Masked Autoencoders Are Scalable Vision Learners

Contribution

  • Author develops an asymmetric encoder-decoder architecture, with an encoder that operates only on the visible subset of patches(without mask tokens), along with a lightweight decoder that reconstructs the original image from the latent representation and mask token.
  • Author finds that masking a high proportion of the input image, e.g., 75%, yields a nontrivial and meaningful self-supervisory task.

What makes masked autoencoding different between vision and language?
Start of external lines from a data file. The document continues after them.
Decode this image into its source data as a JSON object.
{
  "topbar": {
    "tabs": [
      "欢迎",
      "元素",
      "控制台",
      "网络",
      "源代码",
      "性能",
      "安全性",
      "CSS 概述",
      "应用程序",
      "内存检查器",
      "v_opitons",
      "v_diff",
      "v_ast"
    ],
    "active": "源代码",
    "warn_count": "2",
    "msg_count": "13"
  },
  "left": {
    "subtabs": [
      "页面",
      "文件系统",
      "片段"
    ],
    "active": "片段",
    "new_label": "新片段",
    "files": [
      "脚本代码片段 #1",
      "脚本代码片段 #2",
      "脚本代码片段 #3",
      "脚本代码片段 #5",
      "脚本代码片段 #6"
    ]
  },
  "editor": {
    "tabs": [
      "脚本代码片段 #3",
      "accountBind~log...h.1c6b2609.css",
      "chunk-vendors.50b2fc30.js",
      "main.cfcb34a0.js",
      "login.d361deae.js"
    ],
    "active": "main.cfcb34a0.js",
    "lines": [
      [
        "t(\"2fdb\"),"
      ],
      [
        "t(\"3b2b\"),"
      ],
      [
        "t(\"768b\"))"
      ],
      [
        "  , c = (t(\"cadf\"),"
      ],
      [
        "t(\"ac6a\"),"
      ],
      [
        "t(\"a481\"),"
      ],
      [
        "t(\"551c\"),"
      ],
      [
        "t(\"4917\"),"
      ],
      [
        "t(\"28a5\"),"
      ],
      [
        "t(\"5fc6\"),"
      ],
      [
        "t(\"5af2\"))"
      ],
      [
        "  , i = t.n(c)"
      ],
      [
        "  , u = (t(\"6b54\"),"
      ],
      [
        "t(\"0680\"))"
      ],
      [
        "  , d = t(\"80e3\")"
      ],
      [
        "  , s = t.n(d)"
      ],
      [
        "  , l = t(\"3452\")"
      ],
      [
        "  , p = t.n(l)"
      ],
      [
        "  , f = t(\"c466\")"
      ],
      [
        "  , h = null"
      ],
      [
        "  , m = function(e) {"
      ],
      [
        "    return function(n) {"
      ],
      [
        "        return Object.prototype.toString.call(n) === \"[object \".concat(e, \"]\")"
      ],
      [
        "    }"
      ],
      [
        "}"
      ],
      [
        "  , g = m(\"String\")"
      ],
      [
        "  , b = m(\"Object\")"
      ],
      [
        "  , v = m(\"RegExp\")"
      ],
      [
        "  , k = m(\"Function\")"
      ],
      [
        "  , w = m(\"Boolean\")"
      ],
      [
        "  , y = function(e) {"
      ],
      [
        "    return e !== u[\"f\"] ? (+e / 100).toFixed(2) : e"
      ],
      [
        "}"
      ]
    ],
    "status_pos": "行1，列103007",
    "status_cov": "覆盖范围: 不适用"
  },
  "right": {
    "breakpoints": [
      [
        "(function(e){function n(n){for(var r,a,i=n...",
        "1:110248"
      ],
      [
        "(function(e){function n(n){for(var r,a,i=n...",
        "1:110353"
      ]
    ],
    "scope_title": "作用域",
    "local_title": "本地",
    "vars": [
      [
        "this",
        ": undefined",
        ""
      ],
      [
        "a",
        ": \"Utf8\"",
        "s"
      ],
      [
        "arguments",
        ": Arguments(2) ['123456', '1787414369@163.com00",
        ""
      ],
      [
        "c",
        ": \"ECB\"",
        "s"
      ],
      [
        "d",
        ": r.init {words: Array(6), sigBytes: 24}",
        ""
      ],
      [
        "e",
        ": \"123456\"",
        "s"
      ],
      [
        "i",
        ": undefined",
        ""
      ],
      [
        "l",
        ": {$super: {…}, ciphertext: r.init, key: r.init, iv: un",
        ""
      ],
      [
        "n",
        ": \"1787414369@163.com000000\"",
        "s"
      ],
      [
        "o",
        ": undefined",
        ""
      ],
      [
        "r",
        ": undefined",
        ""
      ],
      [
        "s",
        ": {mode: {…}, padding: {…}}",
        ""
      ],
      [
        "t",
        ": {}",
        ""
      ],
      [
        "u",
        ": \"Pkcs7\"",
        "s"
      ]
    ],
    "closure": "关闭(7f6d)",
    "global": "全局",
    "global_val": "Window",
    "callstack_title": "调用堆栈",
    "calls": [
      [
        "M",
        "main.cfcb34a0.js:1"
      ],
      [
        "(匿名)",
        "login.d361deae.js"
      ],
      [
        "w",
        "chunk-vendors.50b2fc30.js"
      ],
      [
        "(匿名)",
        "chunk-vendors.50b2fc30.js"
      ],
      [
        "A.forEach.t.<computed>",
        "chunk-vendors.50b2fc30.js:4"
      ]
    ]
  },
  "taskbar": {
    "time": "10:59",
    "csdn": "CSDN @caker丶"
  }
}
  • Architectures are different. In vision, convolutional networks were dominant over the last decade. Convolutions typically operate on regular grids and it not straightforward to integrate indicators.
  • Information density is different between language and vision. Language is highly semantic and information-dense. Only few missing words per sentence can induces model to learn sophisticated language understanding. However, in images, have heavy spatial redundancy. Few missing patches can be recovered from neighboring patches, and model can learn little high-level understanding.
  • The decoder of autoencoder. The decoder in vision reconstructs pixels, hense its output is of a lower semantic level than common recognition task. In contrast, teh decoder in language predicts missing words that contain rich semantic information. The decoder design in images plays a key role in determining the semantic lavel of learned latent representations.

Method

MAE architecture

  • Masking. Divide an image into regular non-overlapping patches. And than sampling a subset of patched(the scale of the subset is desided by the mask ratio) and mask(i.e., remove) the remaining patches. The sampling strategy author used is straightforward: random sampling.
  • MAE encoder. The encoder is a ViT but applied only on visible, unmasked patches. Because the masked patches are dropped, the encoder only operates on a small subset(e.g., 25%) of the full set, this allows us to train large encoders with only a fraction of compute and memory.
  • MAE decoder. The input to the MAE decoder is the full set of tokens consisting of (i) encoded visible patches, and (ii) mask tokens. Each mask token is a shared, learned vector that indicates the presence of a missing patch to be predicted. The MAE decoder is only used during pre-training to perform the image reconstruction task, and only the encoder is used to produce image representations for downtream tasks.
  • Reconstruction target. MAE reconstructs the input by predicting the pixel values for each masked patch. Each element in the decoder’s output is a vector of pixel values representing a patch. The last layer of the decoder is a linear projection whose number of output channels equals the number of pixel values in a patch.